Cynicism is a function of alienation. When one no longer considers oneself part of a something, when one no longer has or no longer cares to have a stake in a system, then one can afford to be cynical. In the cold embrace of cynicism one is insulated from dashed hopes and impossible expectations. Cynicism is the complete and utter destruction of hope. Viewed this way, it is frightfully easy to see that idealism and cynicism are end points of the same trajectory.
The best idealists make the worst cynics. Pragmatists, those who see the world in shades of gray, probably have plenty more room to accommodate failure, inconsistencies and illogic. Pragmatists order the world by taking the good and the bad to incorporate into her worldview. Idealists aim for the normative – what should be. An exercise of idealism then is ordering the world based on what does not yet exist. It is placing faith in the cusp of what could be, in the glimmer of something in the horizon, in the intangibles. Idealism can often be a fruitless exercise, a constant anticipation, a breathless waiting for signs of what one desires to come in fruition.
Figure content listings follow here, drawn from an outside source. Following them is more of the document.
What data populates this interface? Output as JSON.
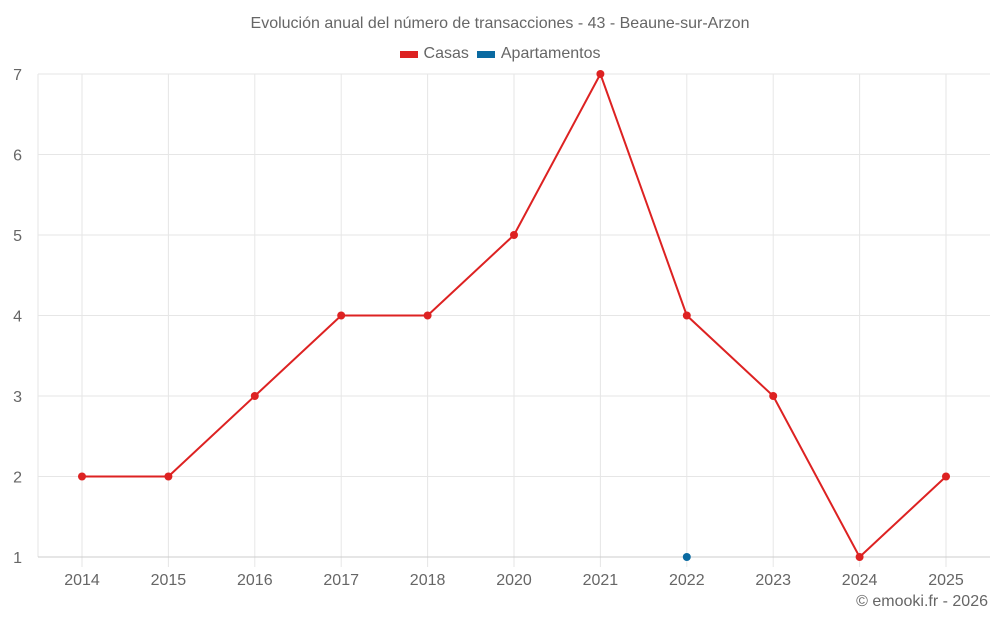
{
  "header": {
    "title": "Evolución anual del número de transacciones - 43 - Beaune-sur-Arzon"
  },
  "legend": [
    {
      "label": "Casas",
      "color": "#dd2222"
    },
    {
      "label": "Apartamentos",
      "color": "#0a6aa1"
    }
  ],
  "footer": {
    "credit": "© emooki.fr - 2026"
  },
  "chart_data": {
    "type": "line",
    "title": "Evolución anual del número de transacciones - 43 - Beaune-sur-Arzon",
    "xlabel": "",
    "ylabel": "",
    "categories": [
      "2014",
      "2015",
      "2016",
      "2017",
      "2018",
      "2020",
      "2021",
      "2022",
      "2023",
      "2024",
      "2025"
    ],
    "series": [
      {
        "name": "Casas",
        "color": "#dd2222",
        "values": [
          2,
          2,
          3,
          4,
          4,
          5,
          7,
          4,
          3,
          1,
          2
        ]
      },
      {
        "name": "Apartamentos",
        "color": "#0a6aa1",
        "values": [
          null,
          null,
          null,
          null,
          null,
          null,
          null,
          1,
          null,
          null,
          null
        ]
      }
    ],
    "yticks": [
      1,
      2,
      3,
      4,
      5,
      6,
      7
    ],
    "ylim": [
      1,
      7
    ],
    "grid": true,
    "legend_position": "top"
  }
}
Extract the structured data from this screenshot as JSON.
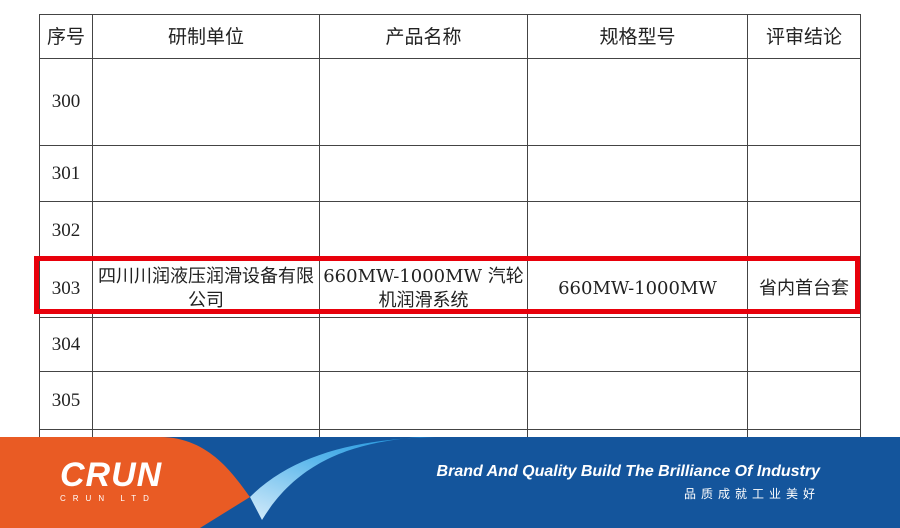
{
  "table": {
    "headers": [
      "序号",
      "研制单位",
      "产品名称",
      "规格型号",
      "评审结论"
    ],
    "rows": [
      {
        "no": "300",
        "blurred": true
      },
      {
        "no": "301",
        "blurred": true
      },
      {
        "no": "302",
        "blurred": true
      },
      {
        "no": "303",
        "blurred": false,
        "unit": "四川川润液压润滑设备有限公司",
        "product": "660MW-1000MW 汽轮机润滑系统",
        "spec": "660MW-1000MW",
        "conclusion": "省内首台套"
      },
      {
        "no": "304",
        "blurred": true
      },
      {
        "no": "305",
        "blurred": true
      },
      {
        "no": "",
        "blurred": true
      }
    ],
    "highlight_color": "#e8000b"
  },
  "banner": {
    "logo": "CRUN",
    "logo_sub": "CRUN LTD",
    "slogan": "Brand And Quality Build The Brilliance Of Industry",
    "slogan_cn": "品质成就工业美好",
    "colors": {
      "orange": "#e95b24",
      "blue": "#14559c",
      "light_blue": "#1f9be0"
    }
  }
}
I returned to the Philippines a year and a half ago full of hope, my mind filled with notions of right and justice. I had not been gone that long, but I was far away enough to have forgotten what it was like, the chaos and the madness. In my mind’s eye, home was a damsel in distress waiting to be rescued. And there I was, her gallant knight. Not all believe themselves to be heroic. It takes a certain kind of conceit and delusion to believe that what one does matters in the larger scheme of things.
Since my return I made a conscious decision to climb down from my ivory tower. Ensconced in the private spaces we inhabit, we can afford to tune out the undesirable public. What we all possess in our private spaces – our families and friends, work – we have in our immediate control. The public – that jungle of common rules, common values and common spaces - are owned by no one and everyone. Here it isn’t easily discernible who are responsible, where our interests lie, what we have at stake and what we can and cannot control. Because the rules that dictate the public are arbitrary and because enforcement itself is arbitrary, it is easy to feel helpless. In such a system it often seems it is each person for herself.
A year and a half ago, I climbed down my ivory tower, afraid of the ugliness that I would see. Called to duty, the knight errant wanted to come to the rescue anyway. And here I am, a year and a half later. I have not quite earned my battle spurs. All I have are a few scrapes. I have had but a glimpse of what teems underneath our public skin. I am at once amazed and disgusted. This is my country. This is my people. This is me.
With one eye to the horizon, I ask myself these days whether these exercises in fruitlessness truly matters. Or that they work in bringing the normative in fruition. I am but a gnat, cowed by the mountain. Perhaps it is me who needs rescuing.